The photo session was just part of the preparations for the Aug. 2 Earth flyby, the first major adjustment to MESSENGER’s flight path toward Mercury. While MDIS took its pictures, the Mercury Laser Altimeter team at NASA’s Goddard Space Flight Centre in Maryland checked its instrument’s alignment by firing a high-powered laser at it from a ground-based Goddard telescope. The mission operations and science teams are also finalizing plans to calibrate several instruments – including the Magnetometer, Energetic Particle and Plasma Spectrometer, and Mercury Atmospheric and Surface Composition Spectrometer – during approach and departure observations of Earth and the Moon. Closest approach will bring MESSENGER 2,347 kilometres over northern Asia; observers with small telescopes in Japan, Eurasia and Africa will have the best chance to spot the spacecraft.
During a 7.9-billion kilometre journey that includes 15 trips around the Sun, MESSENGER will fly past Earth once, Venus twice and Mercury three times before easing into orbit around its target planet. The upcoming Earth flyby and the Venus flybys, in October 2006 and June 2007, will use the pull of the planets' gravity to guide MESSENGER toward Mercury's orbit. The Mercury flybys in January 2008, October 2008 and September 2009 help MESSENGER match the planet's speed and location for an orbit insertion manoeuvre in March 2011. The flybys also allow the spacecraft to gather data critical to planning a yearlong orbit phase.
MESSENGER, short for MErcury Surface, Space ENvironment, GEochemistry, and Ranging, is the seventh mission in NASA's Discovery Program of lower cost, scientifically focused exploration projects. Dr. Sean C. Solomon, of the Carnegie Institution of Washington, leads the mission as principal investigator.

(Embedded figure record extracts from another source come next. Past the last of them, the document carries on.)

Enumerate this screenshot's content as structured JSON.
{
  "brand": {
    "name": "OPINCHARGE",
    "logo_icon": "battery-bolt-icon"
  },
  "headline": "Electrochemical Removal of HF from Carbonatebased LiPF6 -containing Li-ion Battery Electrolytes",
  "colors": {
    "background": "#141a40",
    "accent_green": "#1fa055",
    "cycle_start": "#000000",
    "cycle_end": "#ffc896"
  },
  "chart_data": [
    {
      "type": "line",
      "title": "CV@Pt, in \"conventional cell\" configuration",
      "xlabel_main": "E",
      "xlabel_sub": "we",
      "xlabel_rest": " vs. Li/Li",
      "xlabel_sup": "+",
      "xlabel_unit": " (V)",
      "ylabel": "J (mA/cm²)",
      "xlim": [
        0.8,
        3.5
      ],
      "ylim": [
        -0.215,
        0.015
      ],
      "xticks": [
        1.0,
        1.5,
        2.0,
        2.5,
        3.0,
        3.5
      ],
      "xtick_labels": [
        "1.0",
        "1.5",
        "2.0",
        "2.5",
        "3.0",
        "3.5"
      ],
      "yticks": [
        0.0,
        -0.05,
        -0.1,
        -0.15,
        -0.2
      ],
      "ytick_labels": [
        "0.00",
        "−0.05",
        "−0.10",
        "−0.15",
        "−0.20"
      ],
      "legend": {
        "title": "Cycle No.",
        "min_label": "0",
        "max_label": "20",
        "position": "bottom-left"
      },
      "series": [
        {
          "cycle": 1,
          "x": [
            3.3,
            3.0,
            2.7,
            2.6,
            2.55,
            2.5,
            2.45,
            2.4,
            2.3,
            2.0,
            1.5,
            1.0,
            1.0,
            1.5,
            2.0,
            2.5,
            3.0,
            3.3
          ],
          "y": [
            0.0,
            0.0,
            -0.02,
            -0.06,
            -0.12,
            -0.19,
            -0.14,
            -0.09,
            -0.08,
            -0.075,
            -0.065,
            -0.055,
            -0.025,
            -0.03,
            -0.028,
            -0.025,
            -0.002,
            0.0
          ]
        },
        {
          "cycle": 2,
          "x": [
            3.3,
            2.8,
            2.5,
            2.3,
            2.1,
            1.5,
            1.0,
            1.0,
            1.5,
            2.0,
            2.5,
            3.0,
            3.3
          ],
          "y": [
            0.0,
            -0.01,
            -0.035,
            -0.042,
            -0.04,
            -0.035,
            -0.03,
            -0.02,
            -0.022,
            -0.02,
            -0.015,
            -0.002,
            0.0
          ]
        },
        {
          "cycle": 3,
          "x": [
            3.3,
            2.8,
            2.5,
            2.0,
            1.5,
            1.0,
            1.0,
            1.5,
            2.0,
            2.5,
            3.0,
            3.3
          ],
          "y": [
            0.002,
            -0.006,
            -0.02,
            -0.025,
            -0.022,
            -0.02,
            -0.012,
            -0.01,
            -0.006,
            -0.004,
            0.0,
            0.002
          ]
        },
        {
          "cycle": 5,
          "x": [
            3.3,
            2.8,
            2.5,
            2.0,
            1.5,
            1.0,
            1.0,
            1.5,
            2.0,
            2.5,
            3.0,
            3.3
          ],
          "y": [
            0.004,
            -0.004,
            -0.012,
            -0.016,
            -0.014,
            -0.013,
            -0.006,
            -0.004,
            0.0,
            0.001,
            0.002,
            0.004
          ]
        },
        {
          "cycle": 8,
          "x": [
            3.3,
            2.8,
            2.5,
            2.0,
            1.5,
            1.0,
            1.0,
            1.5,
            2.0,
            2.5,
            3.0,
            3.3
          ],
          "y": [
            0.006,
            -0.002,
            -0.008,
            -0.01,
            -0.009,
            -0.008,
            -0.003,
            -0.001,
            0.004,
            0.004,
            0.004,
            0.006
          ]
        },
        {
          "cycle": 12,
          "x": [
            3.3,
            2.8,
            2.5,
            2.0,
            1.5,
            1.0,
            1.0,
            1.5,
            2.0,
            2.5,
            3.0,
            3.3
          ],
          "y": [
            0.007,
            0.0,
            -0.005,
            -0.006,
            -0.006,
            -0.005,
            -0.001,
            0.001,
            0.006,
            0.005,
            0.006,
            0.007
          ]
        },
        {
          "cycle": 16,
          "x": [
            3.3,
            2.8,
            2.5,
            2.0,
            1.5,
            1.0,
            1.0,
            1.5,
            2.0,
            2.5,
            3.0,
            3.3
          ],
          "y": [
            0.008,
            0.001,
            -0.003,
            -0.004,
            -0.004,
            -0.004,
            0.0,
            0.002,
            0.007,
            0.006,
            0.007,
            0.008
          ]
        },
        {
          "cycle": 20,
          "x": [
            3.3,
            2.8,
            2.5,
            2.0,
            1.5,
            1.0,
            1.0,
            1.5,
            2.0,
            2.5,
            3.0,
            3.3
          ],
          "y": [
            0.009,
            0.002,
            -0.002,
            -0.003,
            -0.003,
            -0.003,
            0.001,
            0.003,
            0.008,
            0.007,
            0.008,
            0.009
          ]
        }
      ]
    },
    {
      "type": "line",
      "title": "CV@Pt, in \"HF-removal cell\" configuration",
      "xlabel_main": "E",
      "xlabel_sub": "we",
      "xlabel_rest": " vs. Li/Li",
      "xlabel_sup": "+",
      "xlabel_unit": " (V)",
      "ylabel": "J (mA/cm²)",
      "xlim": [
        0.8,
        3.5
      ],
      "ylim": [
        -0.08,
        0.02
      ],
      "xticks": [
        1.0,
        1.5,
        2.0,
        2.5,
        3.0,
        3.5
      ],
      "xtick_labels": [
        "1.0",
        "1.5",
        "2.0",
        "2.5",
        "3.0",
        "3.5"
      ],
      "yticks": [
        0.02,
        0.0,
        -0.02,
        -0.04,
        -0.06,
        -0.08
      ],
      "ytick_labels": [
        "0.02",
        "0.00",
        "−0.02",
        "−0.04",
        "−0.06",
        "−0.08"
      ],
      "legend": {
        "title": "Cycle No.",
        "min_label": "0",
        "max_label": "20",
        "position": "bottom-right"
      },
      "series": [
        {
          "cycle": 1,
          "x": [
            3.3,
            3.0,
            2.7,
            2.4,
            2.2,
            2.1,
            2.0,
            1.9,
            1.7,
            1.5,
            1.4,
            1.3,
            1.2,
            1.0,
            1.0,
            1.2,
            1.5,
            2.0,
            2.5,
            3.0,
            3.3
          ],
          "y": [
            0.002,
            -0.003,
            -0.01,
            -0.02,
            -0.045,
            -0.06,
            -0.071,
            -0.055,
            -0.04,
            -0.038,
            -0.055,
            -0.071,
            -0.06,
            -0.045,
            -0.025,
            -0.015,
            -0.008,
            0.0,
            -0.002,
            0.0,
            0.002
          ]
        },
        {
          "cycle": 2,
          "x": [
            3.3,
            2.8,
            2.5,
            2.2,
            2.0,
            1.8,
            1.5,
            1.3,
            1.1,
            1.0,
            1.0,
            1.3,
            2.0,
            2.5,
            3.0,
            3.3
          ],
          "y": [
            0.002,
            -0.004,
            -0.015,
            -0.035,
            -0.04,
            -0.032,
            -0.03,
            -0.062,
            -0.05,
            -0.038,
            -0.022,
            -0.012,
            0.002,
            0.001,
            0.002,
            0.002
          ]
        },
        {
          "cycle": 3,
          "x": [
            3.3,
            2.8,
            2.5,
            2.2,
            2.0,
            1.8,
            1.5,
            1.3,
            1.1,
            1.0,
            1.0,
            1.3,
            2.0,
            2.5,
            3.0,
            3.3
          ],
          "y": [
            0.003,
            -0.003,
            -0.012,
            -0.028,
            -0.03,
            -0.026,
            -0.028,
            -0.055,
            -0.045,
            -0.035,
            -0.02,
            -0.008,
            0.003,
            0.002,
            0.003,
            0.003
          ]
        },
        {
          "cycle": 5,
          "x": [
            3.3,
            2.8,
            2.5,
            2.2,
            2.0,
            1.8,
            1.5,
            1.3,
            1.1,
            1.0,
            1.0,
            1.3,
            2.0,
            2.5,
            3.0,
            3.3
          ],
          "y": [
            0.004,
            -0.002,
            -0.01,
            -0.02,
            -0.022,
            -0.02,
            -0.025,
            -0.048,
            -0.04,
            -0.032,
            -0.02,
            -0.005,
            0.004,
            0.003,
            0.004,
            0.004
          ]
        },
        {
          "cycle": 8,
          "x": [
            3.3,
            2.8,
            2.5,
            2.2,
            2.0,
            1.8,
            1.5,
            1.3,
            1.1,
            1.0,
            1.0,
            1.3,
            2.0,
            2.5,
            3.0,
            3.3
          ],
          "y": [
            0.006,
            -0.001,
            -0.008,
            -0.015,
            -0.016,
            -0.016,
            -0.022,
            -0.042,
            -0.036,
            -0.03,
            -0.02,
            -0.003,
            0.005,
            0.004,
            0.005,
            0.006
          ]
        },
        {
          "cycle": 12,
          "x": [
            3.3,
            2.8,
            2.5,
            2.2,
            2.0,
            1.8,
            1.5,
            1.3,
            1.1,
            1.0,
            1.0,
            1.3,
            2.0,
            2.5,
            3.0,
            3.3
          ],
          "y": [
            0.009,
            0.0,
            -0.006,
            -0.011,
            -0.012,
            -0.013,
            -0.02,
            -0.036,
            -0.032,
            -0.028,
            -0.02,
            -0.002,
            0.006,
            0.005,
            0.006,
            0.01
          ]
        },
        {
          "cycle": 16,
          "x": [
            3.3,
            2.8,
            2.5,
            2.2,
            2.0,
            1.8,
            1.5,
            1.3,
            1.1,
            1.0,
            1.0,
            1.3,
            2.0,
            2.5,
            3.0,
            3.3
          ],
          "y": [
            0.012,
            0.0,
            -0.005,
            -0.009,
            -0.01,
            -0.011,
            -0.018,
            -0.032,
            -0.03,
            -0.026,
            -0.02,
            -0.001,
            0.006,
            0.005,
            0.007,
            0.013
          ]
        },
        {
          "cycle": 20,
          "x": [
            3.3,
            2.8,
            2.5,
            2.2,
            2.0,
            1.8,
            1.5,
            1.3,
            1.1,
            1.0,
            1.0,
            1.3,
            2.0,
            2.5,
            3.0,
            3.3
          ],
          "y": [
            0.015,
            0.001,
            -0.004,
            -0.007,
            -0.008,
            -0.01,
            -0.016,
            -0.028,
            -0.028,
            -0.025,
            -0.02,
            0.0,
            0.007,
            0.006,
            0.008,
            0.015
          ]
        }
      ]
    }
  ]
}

APL manages the mission for NASA, built MESSENGER and operates the spacecraft.
Taken May 11, 2005, this processed image comes from the narrow-angle camera of the Mercury Dual Imaging System, or MDIS, on NASA’s MESSENGER spacecraft. Earth was about 29.6 million kilometres from MESSENGER at the time, but the image clearly shows bands of clouds between North and South America on Earth’s sunlit side. The photo has been cropped from the full MDIS image size of 1024 by 1024 pixels, and the contrast adjusted to bring out the Moon in the same frame.
The Moon was 400,563 kilometres from Earth at the time of the image. The photo session was just part of the preparations for MESSENGER’s gravity assist flyby of Earth on Aug. 2 – the first major adjustment to MESSENGER’s flight path toward Mercury. MESSENGER was launched on Aug. 3, 2004; after the Earth flyby, two flybys of Venus and three of Mercury, it will begin an unprecedented, yearlong science orbit around the innermost planet in March 2011.